05 October 2010 at 8:08 GMT
Economic indicators are not too abundant Tuesday, but eurozone retail sales and US ISM non-manufacturing will still give interesting clues as to the development in the two economies. We look for the non-manufacturing survey to accelerate from August’s slump to 52.5 from 51.5. The service sector seems to have recovered somewhat in September and that should be visible in today’s number.
In overnight developments the Australian and the Japanese central banks surprised markets overnight with dovish actions. The former kept rates unchanged and the latter set up a fund to buy government bonds and changed its target rate from 0.1% to 0-0.1%.
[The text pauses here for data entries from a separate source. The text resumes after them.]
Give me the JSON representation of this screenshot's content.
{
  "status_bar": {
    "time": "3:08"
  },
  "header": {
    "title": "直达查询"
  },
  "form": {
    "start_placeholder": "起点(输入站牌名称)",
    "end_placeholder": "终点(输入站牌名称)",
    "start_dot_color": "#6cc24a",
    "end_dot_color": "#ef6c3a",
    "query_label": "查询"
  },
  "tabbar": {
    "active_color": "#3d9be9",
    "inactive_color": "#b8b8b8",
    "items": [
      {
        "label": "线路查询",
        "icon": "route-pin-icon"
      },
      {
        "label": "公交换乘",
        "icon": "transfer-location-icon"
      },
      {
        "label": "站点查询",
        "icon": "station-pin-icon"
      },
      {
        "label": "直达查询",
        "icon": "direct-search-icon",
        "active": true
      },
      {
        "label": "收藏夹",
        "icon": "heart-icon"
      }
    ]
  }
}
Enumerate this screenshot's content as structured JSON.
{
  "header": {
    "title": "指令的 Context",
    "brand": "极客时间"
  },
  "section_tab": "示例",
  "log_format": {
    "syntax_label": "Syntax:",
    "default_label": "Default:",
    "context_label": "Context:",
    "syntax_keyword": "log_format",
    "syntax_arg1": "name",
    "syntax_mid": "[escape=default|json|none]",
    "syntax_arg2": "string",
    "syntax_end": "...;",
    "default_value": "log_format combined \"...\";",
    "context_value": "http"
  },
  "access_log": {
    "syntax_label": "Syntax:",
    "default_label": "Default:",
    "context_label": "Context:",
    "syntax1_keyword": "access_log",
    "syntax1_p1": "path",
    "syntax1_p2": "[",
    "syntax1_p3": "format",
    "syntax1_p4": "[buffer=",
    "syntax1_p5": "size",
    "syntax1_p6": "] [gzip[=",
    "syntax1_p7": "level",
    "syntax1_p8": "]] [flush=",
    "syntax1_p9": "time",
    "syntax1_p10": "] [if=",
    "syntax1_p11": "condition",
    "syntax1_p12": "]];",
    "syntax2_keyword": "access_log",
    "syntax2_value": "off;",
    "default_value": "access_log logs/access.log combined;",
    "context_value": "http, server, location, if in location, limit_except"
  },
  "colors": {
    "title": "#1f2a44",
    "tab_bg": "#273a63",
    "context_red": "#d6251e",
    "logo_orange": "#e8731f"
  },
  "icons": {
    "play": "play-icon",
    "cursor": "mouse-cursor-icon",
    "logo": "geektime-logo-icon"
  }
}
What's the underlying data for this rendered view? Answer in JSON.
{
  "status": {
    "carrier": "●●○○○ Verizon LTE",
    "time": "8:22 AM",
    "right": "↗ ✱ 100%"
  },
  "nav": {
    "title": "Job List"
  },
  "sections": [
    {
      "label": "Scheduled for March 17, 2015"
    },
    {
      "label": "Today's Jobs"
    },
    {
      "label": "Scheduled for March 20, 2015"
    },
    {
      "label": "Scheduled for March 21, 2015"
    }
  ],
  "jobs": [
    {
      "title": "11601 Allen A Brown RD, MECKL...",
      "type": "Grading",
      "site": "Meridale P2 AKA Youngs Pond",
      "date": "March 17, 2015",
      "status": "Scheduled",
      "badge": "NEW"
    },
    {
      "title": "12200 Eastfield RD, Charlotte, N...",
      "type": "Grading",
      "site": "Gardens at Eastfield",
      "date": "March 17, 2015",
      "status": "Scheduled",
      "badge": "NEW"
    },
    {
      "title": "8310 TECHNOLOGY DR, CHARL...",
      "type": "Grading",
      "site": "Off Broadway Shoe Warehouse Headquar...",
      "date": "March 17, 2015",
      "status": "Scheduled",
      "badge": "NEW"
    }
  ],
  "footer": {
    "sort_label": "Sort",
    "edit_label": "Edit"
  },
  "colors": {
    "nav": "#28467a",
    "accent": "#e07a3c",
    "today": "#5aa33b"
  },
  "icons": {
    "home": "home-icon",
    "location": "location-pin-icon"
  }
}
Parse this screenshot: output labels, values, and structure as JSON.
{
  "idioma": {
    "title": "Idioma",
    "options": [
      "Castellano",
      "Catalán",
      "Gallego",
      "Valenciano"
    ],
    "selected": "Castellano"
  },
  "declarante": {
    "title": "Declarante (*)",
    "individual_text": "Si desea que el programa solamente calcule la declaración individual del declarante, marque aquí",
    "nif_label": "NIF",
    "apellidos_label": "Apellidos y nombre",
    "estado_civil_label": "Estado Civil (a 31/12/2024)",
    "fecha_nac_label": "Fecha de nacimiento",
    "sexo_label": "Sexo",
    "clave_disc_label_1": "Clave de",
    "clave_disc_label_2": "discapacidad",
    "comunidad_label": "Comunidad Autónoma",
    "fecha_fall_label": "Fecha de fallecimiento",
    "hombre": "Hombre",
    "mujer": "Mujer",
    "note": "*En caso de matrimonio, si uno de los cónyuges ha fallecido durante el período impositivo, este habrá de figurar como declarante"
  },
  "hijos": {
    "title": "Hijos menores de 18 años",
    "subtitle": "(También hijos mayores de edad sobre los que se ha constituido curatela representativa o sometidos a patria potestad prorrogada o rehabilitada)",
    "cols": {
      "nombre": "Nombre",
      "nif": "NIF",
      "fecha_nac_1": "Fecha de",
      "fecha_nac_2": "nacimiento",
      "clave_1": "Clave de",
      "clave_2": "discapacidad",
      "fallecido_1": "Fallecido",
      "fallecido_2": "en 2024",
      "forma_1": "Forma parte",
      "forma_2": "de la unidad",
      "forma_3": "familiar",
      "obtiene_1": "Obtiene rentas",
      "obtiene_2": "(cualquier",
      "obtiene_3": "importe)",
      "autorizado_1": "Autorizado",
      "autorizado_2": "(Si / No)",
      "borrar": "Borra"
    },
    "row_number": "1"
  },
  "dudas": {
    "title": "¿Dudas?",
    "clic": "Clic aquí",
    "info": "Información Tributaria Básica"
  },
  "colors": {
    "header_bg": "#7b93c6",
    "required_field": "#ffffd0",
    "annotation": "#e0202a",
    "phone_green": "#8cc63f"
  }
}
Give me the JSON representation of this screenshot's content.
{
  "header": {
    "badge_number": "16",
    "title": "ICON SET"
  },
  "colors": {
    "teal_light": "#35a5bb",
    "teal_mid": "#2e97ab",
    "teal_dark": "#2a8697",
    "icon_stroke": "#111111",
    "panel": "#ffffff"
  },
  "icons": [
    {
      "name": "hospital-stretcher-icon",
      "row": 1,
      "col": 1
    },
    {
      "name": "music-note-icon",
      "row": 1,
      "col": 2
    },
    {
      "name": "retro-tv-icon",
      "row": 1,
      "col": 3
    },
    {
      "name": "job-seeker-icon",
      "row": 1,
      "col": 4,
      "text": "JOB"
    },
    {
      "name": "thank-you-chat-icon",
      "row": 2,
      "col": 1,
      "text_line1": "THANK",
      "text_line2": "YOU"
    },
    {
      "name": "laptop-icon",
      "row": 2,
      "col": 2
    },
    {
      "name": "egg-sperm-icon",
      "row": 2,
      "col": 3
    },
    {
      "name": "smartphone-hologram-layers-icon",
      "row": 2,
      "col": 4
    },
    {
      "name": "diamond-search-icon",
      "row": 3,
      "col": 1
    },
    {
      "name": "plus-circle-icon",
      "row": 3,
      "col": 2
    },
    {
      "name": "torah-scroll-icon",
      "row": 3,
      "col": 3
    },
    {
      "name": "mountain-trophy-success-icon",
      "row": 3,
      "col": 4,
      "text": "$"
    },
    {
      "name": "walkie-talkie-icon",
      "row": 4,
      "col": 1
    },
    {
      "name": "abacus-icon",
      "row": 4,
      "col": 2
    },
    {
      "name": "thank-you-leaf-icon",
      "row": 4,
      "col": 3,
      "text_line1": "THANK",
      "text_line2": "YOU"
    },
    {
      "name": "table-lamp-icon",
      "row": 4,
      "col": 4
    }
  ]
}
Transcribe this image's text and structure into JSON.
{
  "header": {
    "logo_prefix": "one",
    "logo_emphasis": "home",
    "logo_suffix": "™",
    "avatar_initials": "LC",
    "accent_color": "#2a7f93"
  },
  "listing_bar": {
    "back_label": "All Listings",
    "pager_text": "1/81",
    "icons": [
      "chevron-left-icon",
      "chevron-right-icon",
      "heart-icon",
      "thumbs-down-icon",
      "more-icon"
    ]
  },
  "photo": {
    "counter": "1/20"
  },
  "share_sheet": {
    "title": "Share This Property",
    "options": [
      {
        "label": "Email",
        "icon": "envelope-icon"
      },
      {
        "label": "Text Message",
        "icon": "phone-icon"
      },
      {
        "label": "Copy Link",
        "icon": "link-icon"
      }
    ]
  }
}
The Australian central bank unexpectedly kept the rate steady overnight at 4.5%, but did hint that a hike would be needed sooner or later as China is still growing as a solid pace. It was the fifth straight month without a rate hike as consumer spending is slowing down, and put the Aussie under pressure.
The Bank of Japan also had a few surprises up its sleeve as it initiated so-called ‘comprehensive monetary easing’, which means that the bank will buy JPY 5 trillion of government bonds through a fund. In addition, the bank changed its target rate from 0.1% to the range of 0-0.1%. Stocks like the efforts at the moment, up roughly 1.9% in the Nikkei.
In the US yesterday, pending home sales showed the housing market is stabilising to some degree – albeit at a very low level. Pending home sales grew at a monthly rate of 4.3% MoM, which points to further improvement in existing home sales. But while sales are stabilising, we expect prices to continue down for the rest of the year.